As far as Weak Armor goes, it's worth noting that, assuming no Weak Armor, a lot of physical bulk is required to have a good chance against opposing priority users. A hypothetical 0/0 Skarmory without the Steel typing does not survive Choice Band Scizor's Bullet Punch after Stealth Rock and two turns of Life Orb recoil and sandstorm damage. Salamence, an actual example, experiences a similar situation if Scizor comes in to revenge kill (i.e. not Intimidated). Cloyster without a Shell Smash takes 40.24% - 47.71% so it might survive. So yeah, a LOT of physical bulk. I'm trying to decide what this means for the Weak Armor suggestion, but it is pretty interesting that CAP 4 would probably have issues with at least Choice Band Scizor and Choice Band Dragonite without a Defense drop.
Now, as for No Guard, maybe it's best to communicate it from a different angle. What I said before could be interpreted as a criticism of the luck factors in Pokémon in general, so I suppose that that could warrant a better explanation. See, we all know that luck is part of the game. A lot of things are part of the game, but the whole point of CAP is to alter the game to learn about some aspect of it. In this case, I claim that miss-based luck factors get in the way of the current concept. They're not irrelevant to choice-based risk; on the contrary, they are more relevant than they could be for perhaps any other concept we could come up with.
Think about it as an experiment.
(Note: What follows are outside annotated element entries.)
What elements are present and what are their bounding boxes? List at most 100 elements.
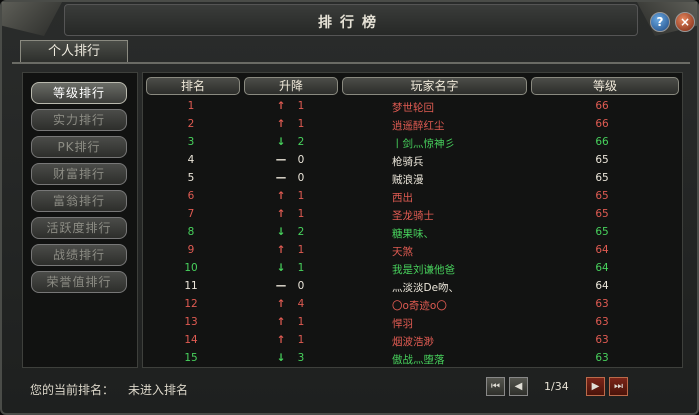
table-row[interactable]: 11 — 0 灬淡淡De吻、 64 xyxy=(143,277,682,295)
ranking-window: 排行榜 ? × 个人排行 等级排行 实力排行 PK排行 财富排行 富翁排行 活跃… xyxy=(0,0,699,415)
rank-down-icon: ↓ xyxy=(276,226,286,238)
rank-change-cell: 1 xyxy=(297,244,305,256)
current-rank-value: 未进入排名 xyxy=(128,383,189,397)
rank-change-cell: 2 xyxy=(297,136,305,148)
next-page-icon: ▶ xyxy=(591,381,600,392)
player-name-cell: 悍羽 xyxy=(392,318,413,330)
rank-change-cell: 1 xyxy=(297,334,305,346)
rank-cell: 2 xyxy=(187,118,195,130)
table-row[interactable]: 6 ↑ 1 西出 65 xyxy=(143,187,682,205)
window-title: 排行榜 xyxy=(318,15,384,31)
table-row[interactable]: 4 — 0 枪骑兵 65 xyxy=(143,151,682,169)
level-cell: 66 xyxy=(595,136,609,148)
rank-unchanged-icon: — xyxy=(275,154,287,166)
rank-cell: 8 xyxy=(187,226,195,238)
table-row[interactable]: 8 ↓ 2 糖果味、 65 xyxy=(143,223,682,241)
table-header: 排名 升降 玩家名字 等级 xyxy=(143,77,682,95)
tab-personal-ranking[interactable]: 个人排行 xyxy=(20,40,128,62)
level-cell: 63 xyxy=(595,334,609,346)
level-cell: 63 xyxy=(595,352,609,364)
table-row[interactable]: 13 ↑ 1 悍羽 63 xyxy=(143,313,682,331)
column-header-rank[interactable]: 排名 xyxy=(146,77,240,95)
table-row[interactable]: 10 ↓ 1 我是刘谦他爸 64 xyxy=(143,259,682,277)
player-name-cell: 梦世轮回 xyxy=(392,102,434,114)
table-row[interactable]: 12 ↑ 4 〇o奇迹o〇 63 xyxy=(143,295,682,313)
first-page-button[interactable]: ⏮ xyxy=(486,377,505,396)
rank-down-icon: ↓ xyxy=(276,352,286,364)
player-name-cell: 西出 xyxy=(392,192,413,204)
rank-up-icon: ↑ xyxy=(276,298,286,310)
rank-down-icon: ↓ xyxy=(276,262,286,274)
left-ornament-icon xyxy=(2,2,62,36)
page-indicator: 1/34 xyxy=(544,380,569,393)
table-row[interactable]: 9 ↑ 1 天煞 64 xyxy=(143,241,682,259)
level-cell: 65 xyxy=(595,190,609,202)
player-name-cell: 灬淡淡De吻、 xyxy=(392,282,460,294)
level-cell: 66 xyxy=(595,100,609,112)
player-name-cell: 天煞 xyxy=(392,246,413,258)
player-name-cell: 烟波浩渺 xyxy=(392,336,434,348)
rank-change-cell: 1 xyxy=(297,100,305,112)
player-name-cell: 我是刘谦他爸 xyxy=(392,264,455,276)
rank-cell: 15 xyxy=(184,352,198,364)
rank-cell: 7 xyxy=(187,208,195,220)
sidebar-item-tycoon[interactable]: 富翁排行 xyxy=(31,190,127,212)
table-row[interactable]: 1 ↑ 1 梦世轮回 66 xyxy=(143,97,682,115)
sidebar-item-level[interactable]: 等级排行 xyxy=(31,82,127,104)
column-header-level[interactable]: 等级 xyxy=(531,77,679,95)
rank-up-icon: ↑ xyxy=(276,118,286,130)
first-page-icon: ⏮ xyxy=(491,381,500,392)
rank-change-cell: 0 xyxy=(297,172,305,184)
prev-page-icon: ◀ xyxy=(514,381,523,392)
rank-cell: 13 xyxy=(184,316,198,328)
player-name-cell: 圣龙骑士 xyxy=(392,210,434,222)
prev-page-button[interactable]: ◀ xyxy=(509,377,528,396)
help-button[interactable]: ? xyxy=(650,12,670,32)
sidebar-item-battle-record[interactable]: 战绩排行 xyxy=(31,244,127,266)
rank-down-icon: ↓ xyxy=(276,136,286,148)
level-cell: 64 xyxy=(595,244,609,256)
level-cell: 65 xyxy=(595,172,609,184)
rank-cell: 12 xyxy=(184,298,198,310)
sidebar-item-wealth[interactable]: 财富排行 xyxy=(31,163,127,185)
rank-cell: 9 xyxy=(187,244,195,256)
column-header-change[interactable]: 升降 xyxy=(244,77,338,95)
player-name-cell: 贼浪漫 xyxy=(392,174,424,186)
rank-cell: 3 xyxy=(187,136,195,148)
table-row[interactable]: 14 ↑ 1 烟波浩渺 63 xyxy=(143,331,682,349)
sidebar-item-pk[interactable]: PK排行 xyxy=(31,136,127,158)
rank-change-cell: 3 xyxy=(297,352,305,364)
player-name-cell: 丨剑灬惊神彡 xyxy=(392,138,455,150)
level-cell: 64 xyxy=(595,280,609,292)
table-row[interactable]: 15 ↓ 3 傲战灬堕落 63 xyxy=(143,349,682,367)
rank-unchanged-icon: — xyxy=(275,172,287,184)
sidebar-item-honor[interactable]: 荣誉值排行 xyxy=(31,271,127,293)
table-row[interactable]: 7 ↑ 1 圣龙骑士 65 xyxy=(143,205,682,223)
player-name-cell: 〇o奇迹o〇 xyxy=(392,300,447,312)
rank-change-cell: 1 xyxy=(297,316,305,328)
rank-cell: 4 xyxy=(187,154,195,166)
rank-change-cell: 0 xyxy=(297,154,305,166)
last-page-button[interactable]: ⏭ xyxy=(609,377,628,396)
close-icon: × xyxy=(679,15,691,29)
table-row[interactable]: 3 ↓ 2 丨剑灬惊神彡 66 xyxy=(143,133,682,151)
rank-change-cell: 4 xyxy=(297,298,305,310)
rank-cell: 5 xyxy=(187,172,195,184)
title-bar: 排行榜 xyxy=(64,4,638,36)
sidebar-item-power[interactable]: 实力排行 xyxy=(31,109,127,131)
next-page-button[interactable]: ▶ xyxy=(586,377,605,396)
current-rank-label: 您的当前排名： xyxy=(30,383,115,397)
rank-cell: 11 xyxy=(184,280,198,292)
rank-change-cell: 1 xyxy=(297,262,305,274)
sidebar-item-activity[interactable]: 活跃度排行 xyxy=(31,217,127,239)
level-cell: 65 xyxy=(595,208,609,220)
close-button[interactable]: × xyxy=(675,12,695,32)
level-cell: 66 xyxy=(595,118,609,130)
level-cell: 63 xyxy=(595,298,609,310)
rank-cell: 1 xyxy=(187,100,195,112)
table-row[interactable]: 2 ↑ 1 逍遥醉红尘 66 xyxy=(143,115,682,133)
rank-change-cell: 1 xyxy=(297,190,305,202)
player-name-cell: 逍遥醉红尘 xyxy=(392,120,445,132)
column-header-player-name[interactable]: 玩家名字 xyxy=(342,77,527,95)
table-row[interactable]: 5 — 0 贼浪漫 65 xyxy=(143,169,682,187)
Consider Salamence switching into Therian Landorus (say it has to for some reason), which has a counter to the possible switch-in with Stone Edge. Stone Edge has a miss rate, so we now have two layers of risk in the same turn. Therian Landorus has to use Stone Edge to catch Salamence (and remember, there may be other factors affecting the decision), AND the move has to hit. Hence, even if our focus is on learning about the former form of risk, the latter form has a significant impact, altering the "result" of the "trial". In essence, with No Guard, we are controlling one variable to focus the results of the other. You can say whatever you want about whether luck and risk are the same or whatever, but it's not really relevant when we definitely can identify two (or more!) distinguishable forms of risk in situations like what I described.
My hope with this concept has been to look at the long-term impact of "risk" on an entire match. A decision that's generically considered a "risk" may or may not be taken depending on the overall match situation. A losing player might make unpredictable desperado moves. If a specific opposing Pokémon is a pain to your team, you might take "risks" to try to get rid of it. Every decision has a context behind it. Sometimes a match degenerates into a last turn guessing game. Okay. I'm not sure how that's supposed to be detrimental to the overall idea of risk throughout a match, though.